Un ser tembloroso, desnudo y con aspecto de hombre, cayó al suelo junto al montón de carne animal en desintegración, donde la pantera había estado agazapada sólo unos segundos antes. Un temor reverencial paralizó a Cyric. A pesar de que en una ocasión, en Tilverton, había sido testigo de la transformación de Kelemvor a partir de la pantera, el ladrón se sentía a la vez fascinado y asqueado por aquel espectáculo. Le resultó imposible darse media vuelta. La forma del suelo no tardó en convertirse completamente en un ser humano.

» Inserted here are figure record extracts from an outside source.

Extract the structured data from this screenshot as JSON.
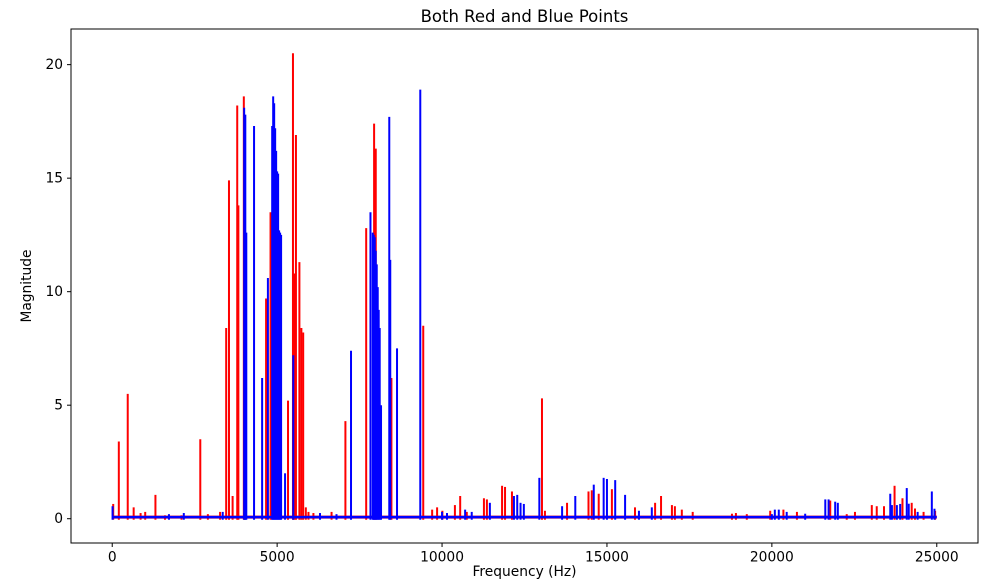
{
  "chart_data": {
    "type": "line",
    "title": "Both Red and Blue Points",
    "xlabel": "Frequency (Hz)",
    "ylabel": "Magnitude",
    "xlim": [
      -1250,
      26250
    ],
    "ylim": [
      -1.07,
      21.57
    ],
    "xticks": [
      0,
      5000,
      10000,
      15000,
      20000,
      25000
    ],
    "yticks": [
      0,
      5,
      10,
      15,
      20
    ],
    "grid": false,
    "legend": null,
    "series": [
      {
        "name": "red",
        "color": "#ff0000",
        "baseline_x": [
          0,
          25000
        ],
        "baseline_mag": 0.07,
        "points": [
          [
            30,
            0.65
          ],
          [
            200,
            3.4
          ],
          [
            470,
            5.5
          ],
          [
            650,
            0.5
          ],
          [
            860,
            0.25
          ],
          [
            1000,
            0.3
          ],
          [
            1310,
            1.05
          ],
          [
            1600,
            0.15
          ],
          [
            2100,
            0.15
          ],
          [
            2670,
            3.5
          ],
          [
            2900,
            0.2
          ],
          [
            3270,
            0.3
          ],
          [
            3455,
            8.4
          ],
          [
            3540,
            14.9
          ],
          [
            3650,
            1.0
          ],
          [
            3790,
            18.2
          ],
          [
            3825,
            13.8
          ],
          [
            3990,
            18.6
          ],
          [
            4020,
            16.4
          ],
          [
            4665,
            9.7
          ],
          [
            4800,
            13.5
          ],
          [
            5330,
            5.2
          ],
          [
            5480,
            20.5
          ],
          [
            5515,
            10.8
          ],
          [
            5570,
            16.9
          ],
          [
            5675,
            11.3
          ],
          [
            5735,
            8.4
          ],
          [
            5790,
            8.2
          ],
          [
            5870,
            0.5
          ],
          [
            5950,
            0.3
          ],
          [
            6100,
            0.25
          ],
          [
            6650,
            0.3
          ],
          [
            7070,
            4.3
          ],
          [
            7700,
            12.8
          ],
          [
            7940,
            17.4
          ],
          [
            7990,
            16.3
          ],
          [
            8465,
            6.2
          ],
          [
            9430,
            8.5
          ],
          [
            9700,
            0.4
          ],
          [
            9850,
            0.5
          ],
          [
            10010,
            0.35
          ],
          [
            10390,
            0.6
          ],
          [
            10550,
            1.0
          ],
          [
            10750,
            0.3
          ],
          [
            11270,
            0.9
          ],
          [
            11360,
            0.85
          ],
          [
            11820,
            1.45
          ],
          [
            11910,
            1.4
          ],
          [
            12120,
            1.2
          ],
          [
            13030,
            5.3
          ],
          [
            13120,
            0.35
          ],
          [
            13790,
            0.7
          ],
          [
            14440,
            1.2
          ],
          [
            14540,
            1.25
          ],
          [
            14750,
            1.1
          ],
          [
            15150,
            1.3
          ],
          [
            15850,
            0.5
          ],
          [
            16460,
            0.7
          ],
          [
            16640,
            1.0
          ],
          [
            16970,
            0.6
          ],
          [
            17060,
            0.55
          ],
          [
            17270,
            0.4
          ],
          [
            17600,
            0.3
          ],
          [
            18790,
            0.22
          ],
          [
            18910,
            0.25
          ],
          [
            19240,
            0.2
          ],
          [
            19950,
            0.35
          ],
          [
            20350,
            0.4
          ],
          [
            20760,
            0.3
          ],
          [
            21770,
            0.8
          ],
          [
            22270,
            0.2
          ],
          [
            22520,
            0.3
          ],
          [
            23030,
            0.6
          ],
          [
            23180,
            0.55
          ],
          [
            23400,
            0.55
          ],
          [
            23720,
            1.45
          ],
          [
            23960,
            0.9
          ],
          [
            24240,
            0.7
          ],
          [
            24340,
            0.45
          ],
          [
            24600,
            0.3
          ],
          [
            24950,
            0.35
          ]
        ]
      },
      {
        "name": "blue",
        "color": "#0000ff",
        "baseline_x": [
          0,
          25000
        ],
        "baseline_mag": 0.07,
        "points": [
          [
            10,
            0.55
          ],
          [
            1720,
            0.2
          ],
          [
            2170,
            0.25
          ],
          [
            3350,
            0.3
          ],
          [
            4000,
            18.1
          ],
          [
            4035,
            17.8
          ],
          [
            4065,
            12.6
          ],
          [
            4300,
            17.3
          ],
          [
            4545,
            6.2
          ],
          [
            4720,
            10.6
          ],
          [
            4850,
            17.3
          ],
          [
            4880,
            18.6
          ],
          [
            4910,
            18.3
          ],
          [
            4940,
            17.2
          ],
          [
            4970,
            16.2
          ],
          [
            5000,
            15.3
          ],
          [
            5030,
            15.2
          ],
          [
            5060,
            12.7
          ],
          [
            5090,
            12.6
          ],
          [
            5120,
            12.5
          ],
          [
            5240,
            2.0
          ],
          [
            5490,
            7.2
          ],
          [
            6300,
            0.25
          ],
          [
            6800,
            0.2
          ],
          [
            7240,
            7.4
          ],
          [
            7830,
            13.5
          ],
          [
            7900,
            12.6
          ],
          [
            7930,
            12.5
          ],
          [
            7960,
            12.4
          ],
          [
            7990,
            11.8
          ],
          [
            8020,
            11.2
          ],
          [
            8050,
            10.2
          ],
          [
            8080,
            9.2
          ],
          [
            8110,
            8.4
          ],
          [
            8150,
            5.0
          ],
          [
            8400,
            17.7
          ],
          [
            8430,
            11.4
          ],
          [
            8635,
            7.5
          ],
          [
            9340,
            18.9
          ],
          [
            10000,
            0.3
          ],
          [
            10150,
            0.25
          ],
          [
            10700,
            0.4
          ],
          [
            10900,
            0.3
          ],
          [
            11450,
            0.7
          ],
          [
            12180,
            1.0
          ],
          [
            12280,
            1.05
          ],
          [
            12380,
            0.7
          ],
          [
            12480,
            0.65
          ],
          [
            12950,
            1.8
          ],
          [
            13640,
            0.55
          ],
          [
            14040,
            1.0
          ],
          [
            14600,
            1.5
          ],
          [
            14900,
            1.8
          ],
          [
            15000,
            1.75
          ],
          [
            15250,
            1.7
          ],
          [
            15550,
            1.05
          ],
          [
            15970,
            0.35
          ],
          [
            16360,
            0.5
          ],
          [
            20000,
            0.2
          ],
          [
            20090,
            0.4
          ],
          [
            20210,
            0.4
          ],
          [
            20450,
            0.3
          ],
          [
            21010,
            0.22
          ],
          [
            21620,
            0.85
          ],
          [
            21720,
            0.85
          ],
          [
            21920,
            0.75
          ],
          [
            22000,
            0.7
          ],
          [
            23590,
            1.1
          ],
          [
            23640,
            0.6
          ],
          [
            23790,
            0.6
          ],
          [
            23890,
            0.65
          ],
          [
            24090,
            1.35
          ],
          [
            24150,
            0.66
          ],
          [
            24420,
            0.3
          ],
          [
            24850,
            1.2
          ],
          [
            24930,
            0.44
          ]
        ]
      }
    ]
  }
}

—¿A quién…?, ¿a quién he matado esta vez? —preguntó Kelemvor en voz baja. Trató de ponerse de pie, pero estaba demasiado débil.

—A un soldado zhentilés. Los hombres del valle te lo agradecerán. —Cyric se quitó la capa y la puso sobre los hombros de Kelemvor—. ¿Por qué has cambiado, Kel?

—Por Elminster —contestó Kelemvor, moviendo débilmente la cabeza—. Me prometió invalidar la maldición si luchaba por el valle de las Sombras en la batalla. Pero como él ha muerto, no puedo recibir mi recompensa. —El guerrero miró el cuerpo del arquero zhentilés y se estremeció.

—Me alegro de que no haya sido uno de los hombres del valle.

—¿Por qué? Los hombres del valle no son diferentes de los zhentileses. —Cyric miró al guerrero con el ceño adusto—. ¿Sabes lo que acabo de ver? He visto a Forester, aquel patán grandullón que luchó conmigo en el puente, degollar a un zhentilés indefenso y herido, en lugar de hacerlo prisionero.

—Cyric, no te olvides de que esto es una guerra. —El guerrero flexionó los brazos. Después de percatarse de que estaba recuperando fuerzas, se puso en pie—. No pretenderás que los hombres del valle movilicen tropas para ocuparse de sus enemigos heridos. Además, han sido los zhentileses quienes empezaron esto. Se lo merecen.

—¿Y acaso se merecen Medianoche y Adon estar encerrados en la torre Inclinada, a la espera de que los hombres del valle los declaren culpables de la muerte de Elminster? —preguntó Cyric—. Tú y yo sabemos que ellos no han matado al anciano. Ha sido probablemente la mutación de Bane o un hechizo malogrado, pero los habitantes del lugar necesitan echar la culpa a alguien y, por consiguiente, declararán culpables a nuestros amigos.

—¡Esto no es verdad! Lord Mourngrym les proporcionará un juicio justo. Se hará justicia.

Cyric, muy preocupado, guardó silencio un momento. Cuando por fin habló, fue en voz baja, casi en un gruñido.

—Mourngrym dará a los hombres del valle lo que quieren. La justicia que se hará aquí será la misma que la que se hizo en las ejecuciones del templo de Bane en Zhentil Keep.

Kelemvor dio la espalda al ladrón y se encaminó a los matorrales.

—Tengo que encontrar mi ropa y mi armadura. ¿Vienes?

Cuando el guerrero desapareció en el monte, Cyric lanzó un juramento en voz baja. Estaba claro que Kelemvor se había dejado engañar por la fachada de legalidad y verdad que la gente del valle había erigido. «Voy a tener que enfrentarme a esto yo solo», se dijo el ladrón para sus adentros mientras se encaminaba en pos del guerrero.